According to the magistrates, Traore’s death was caused by heatstroke that “probably” would not have been fatal without the officers’ intervention — though it concluded their actions were within legal bounds.
His family however has accused the gendarmes of failing to help the young man, who was found by rescue services unconscious and handcuffed behind his back.
In their appeal, Traore’s family criticized the justice system for not carrying out a reconstitution of events as part of the investigation.
But prosecutors requested that the appeal be dismissed.
Internal investigations
Activists have repeatedly accused French police of violence and racism, but few cases make it to criminal court in France as most are dealt with internally.

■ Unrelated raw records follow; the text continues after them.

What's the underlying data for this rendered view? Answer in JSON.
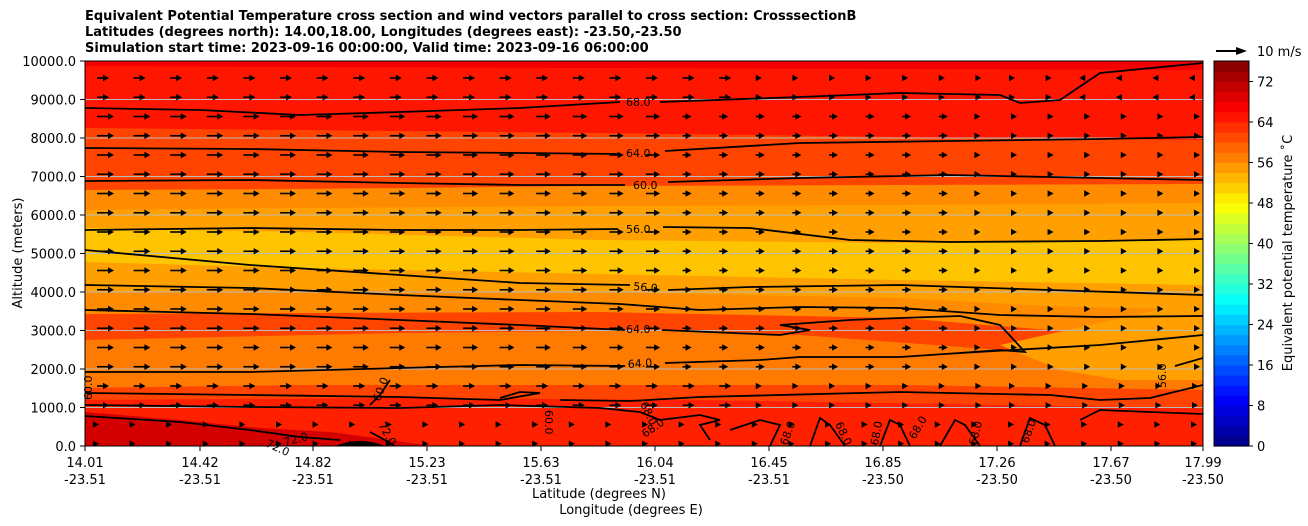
{
  "chart_data": {
    "type": "contour",
    "title_lines": [
      "Equivalent Potential Temperature cross section and wind vectors parallel to cross section: CrosssectionB",
      "Latitudes (degrees north): 14.00,18.00, Longitudes (degrees east): -23.50,-23.50",
      "Simulation start time: 2023-09-16 00:00:00, Valid time: 2023-09-16 06:00:00"
    ],
    "xlabel": "Latitude (degrees N)",
    "xlabel2": "Longitude (degrees E)",
    "ylabel": "Altitude (meters)",
    "x_ticks": [
      {
        "lat": "14.01",
        "lon": "-23.51"
      },
      {
        "lat": "14.42",
        "lon": "-23.51"
      },
      {
        "lat": "14.82",
        "lon": "-23.51"
      },
      {
        "lat": "15.23",
        "lon": "-23.51"
      },
      {
        "lat": "15.63",
        "lon": "-23.51"
      },
      {
        "lat": "16.04",
        "lon": "-23.51"
      },
      {
        "lat": "16.45",
        "lon": "-23.51"
      },
      {
        "lat": "16.85",
        "lon": "-23.50"
      },
      {
        "lat": "17.26",
        "lon": "-23.50"
      },
      {
        "lat": "17.67",
        "lon": "-23.50"
      },
      {
        "lat": "17.99",
        "lon": "-23.50"
      }
    ],
    "y_ticks": [
      "0.0",
      "1000.0",
      "2000.0",
      "3000.0",
      "4000.0",
      "5000.0",
      "6000.0",
      "7000.0",
      "8000.0",
      "9000.0",
      "10000.0"
    ],
    "ylim": [
      0,
      10000
    ],
    "grid": "horizontal",
    "colorbar": {
      "label": "Equivalent potential temperature ˚C",
      "ticks": [
        "0",
        "8",
        "16",
        "24",
        "32",
        "40",
        "48",
        "56",
        "64",
        "72"
      ],
      "range": [
        0,
        76
      ],
      "step": 2
    },
    "quiver_key": "10 m/s",
    "contour_labels": [
      "68.0",
      "64.0",
      "60.0",
      "56.0",
      "56.0",
      "64.0",
      "64.0",
      "60.0",
      "60.0",
      "60.0",
      "68.0",
      "68.0",
      "68.0",
      "68.0",
      "68.0",
      "68.0",
      "68.0",
      "68.0",
      "72.0",
      "72.0",
      "72.0",
      "56.0"
    ],
    "contour_levels": [
      56,
      60,
      64,
      68,
      72
    ],
    "temperature_profile_by_altitude": [
      {
        "altitude": 500,
        "value": 71
      },
      {
        "altitude": 1500,
        "value": 67
      },
      {
        "altitude": 2500,
        "value": 63
      },
      {
        "altitude": 3500,
        "value": 58
      },
      {
        "altitude": 4500,
        "value": 54
      },
      {
        "altitude": 5500,
        "value": 55
      },
      {
        "altitude": 6500,
        "value": 58
      },
      {
        "altitude": 7500,
        "value": 63
      },
      {
        "altitude": 8500,
        "value": 66
      },
      {
        "altitude": 9500,
        "value": 68
      }
    ]
  }
}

In January, several thousand people protested in Paris over the death in custody of a Mauritanian immigrant worker, El Hacen Diarra, 35, who died after passing out at a police station following his violent arrest.
Paris police launched an internal investigation after video filmed by neighbors, shared on social media, showed a policeman punching what appears to be a man on the ground as another officer stands by and watches.
In 2024, a judge gave suspended jail sentences to three officers who inflicted irreversible rectal injuries to a black man, Theo Luhaka, during a stop-and-search in 2017.
Prosecutors have also called for a police officer to be tried over the 2023 killing of a teenager at a traffic stop, in a case that sparked nationwide protests.
A court is to rule in March whether he will face a criminal trial over the killing of 17-year-old Nahel M.
Europe’s top rights court in June condemned France over its police discriminating against a young man during identity checks, in the first such ruling against the country over alleged racial profiling.